"h9826790" I always strive to learn a bit along the way but if it's too complicated to explain:
"Why the power load will be more evenly distributed with the "bridge method"
Maybe you could post me a link for some kind of explanation?
It's actually simply Physics.
By using a bridge, both 6+8 pin is connected to the same source (the bridge), and the bridge is connected to BOTH mini 6pins.
There are three 12V line inside the bridge, but you may consider there is only a single line for this purpose.
So, when all demand flow through a bridge, and the bridge connected to multiple source (mini 6pin). The electricity will flow from the higher voltage source to the bridge AND the lower voltage source. However, in this case, both sources are 12V. Therefore, ideally, there will be no electricity flow from one source to the other.

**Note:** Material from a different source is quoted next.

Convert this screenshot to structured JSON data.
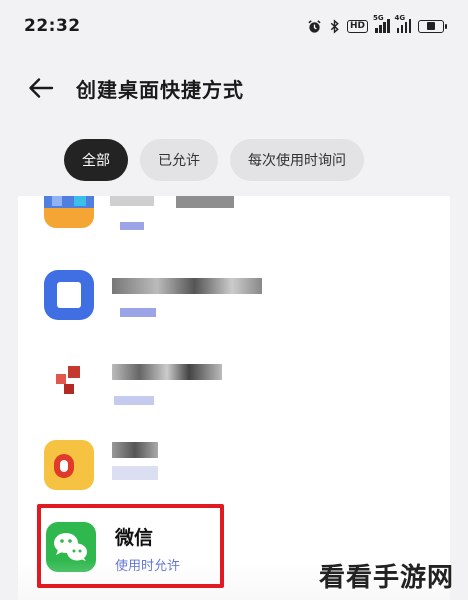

Now, lets look a little bit deeper.
e.g. On the GPU side, 6pin demand 4A and 8pin demand 6A.
Then all 10A will flow through the bridge. In the GPU's point of view. There is a single 10A power source.
And this 10A must be coming from both mini 6pin.
Since on the mini 6pins point of view. There is only one single 10A demand. Therefore, each mini 6pin will supply 5A to the bridge (assuming the resistance in the circuit is evenly distributed).
You may consider it just simply follow the V=IR rule (ohm's law).
Same V, same R, will lead to the same I on each mini 6pin. Therefore, each mini 6pin only need to supply half of the demand from the bridge. End up the power load is pretty much evenly distributed between them.